William Powell Lear, who was famous for developing jet planes, created the first eight track.
National Eight Track Tape Day FAQs
Where can I get an eight track tape?
Though eight track tapes were phased out of retail decades ago, you can still buy them secondhand from sites like eBay.
What other holidays are celebrated on April 11?
National Pet Day also falls on April 11!
Are there other National holidays about music?
August 20 is National Radio Day, August 12 is Vinyl Record Day, and October 1 is CD Player Day.
National Eight Track Tape Day Activities
Pull out your old collection of eight tracks
If the mere thought of an eight track fills you with nostalgia for the old days, bust out your collection and pop one in. Call up some old friends who will share your reminiscing or teach the younger ones the wonders of the lost form of music technology.
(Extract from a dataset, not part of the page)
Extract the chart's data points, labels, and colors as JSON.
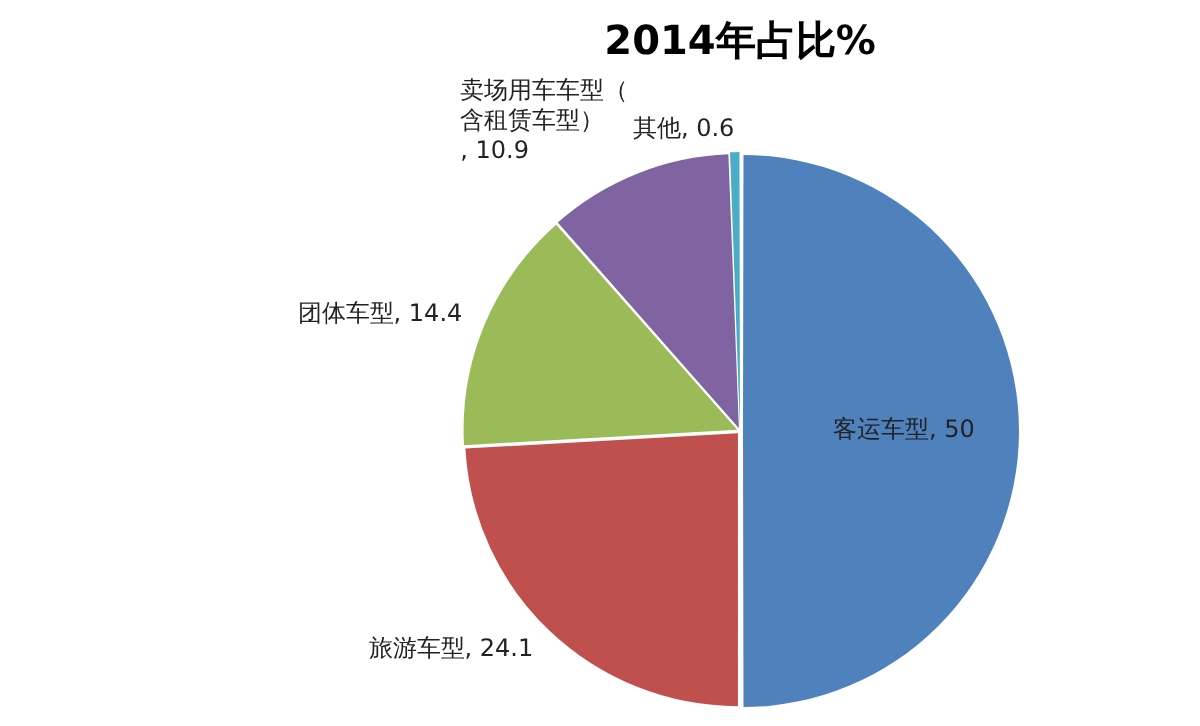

Try to buy a secondhand eight track tape
Don’t let the fact that eight tracks were phased out of retail in the 80s deter you! Estate sales and eBay will be your best friends on the road to becoming an eight track owner. Some second-hand stores will carry or even specialize in eight tracks, and they aren’t exorbitantly expensive - a player will probably only set you back $40.
Post a throwback with #NationalEightTrackTapeDay
Cover social media with the hashtags #NationalEightTrackTapeDay and #EightTrackTapeDay to proclaim your love for classic tech and hits of decades past!
5 Fun Facts About National Eight Track Day
Eight Tracks On the Go
Ford introduced eight track players in its Lincoln, Thunderbird, and Mustang models in 1965.
13 Eight Tracks for a Penny
Columbia House used to accept one single penny in exchange for a baker’s dozen eight tracks!
The Final Eight Track Album
Many concur that the final album to be commercially released on eight track was Fleetwood Mac’s Greatest Hits compilation in 1988 - there are definitely no big-name band releases on eight track since.
The First Karaoke
Everyone has loved karaoke for decades, but few know that the first karaoke machine was actually an eight track player.
While we’re not guaranteeing that all eight tracks are collectible, many eight tracks of popular albums in good condition have become valuable since their heyday.
Why We Love National Eight Track Tape Day
It’s a blast from the past
In our modern world inundated with music streaming platforms, there’s something simple and beautiful about the classic eight track. Selecting just the tape you want, jamming out to the best hits of the old days… there’s something we love about that. Who doesn’t appreciate a niche bit of music history?
It can make unique decor!
Check out eight track art on Pinterest for some pieces that will make your heart sing. Since the demise of the eight track tape as a listening device, fans of the old technology have repurposed their damaged or outdated tracks into creative pieces of wall art - a spectacular homage to a lost age.
It’s a great collectors’ item
Though it’s very easy for eight tracks to get damaged (and having aged over forty years doesn’t help), they can be a great collectors’ item. Mint condition tapes of popular albums can sell for a significant amount - plus, they’re a fun relic of the 1970s.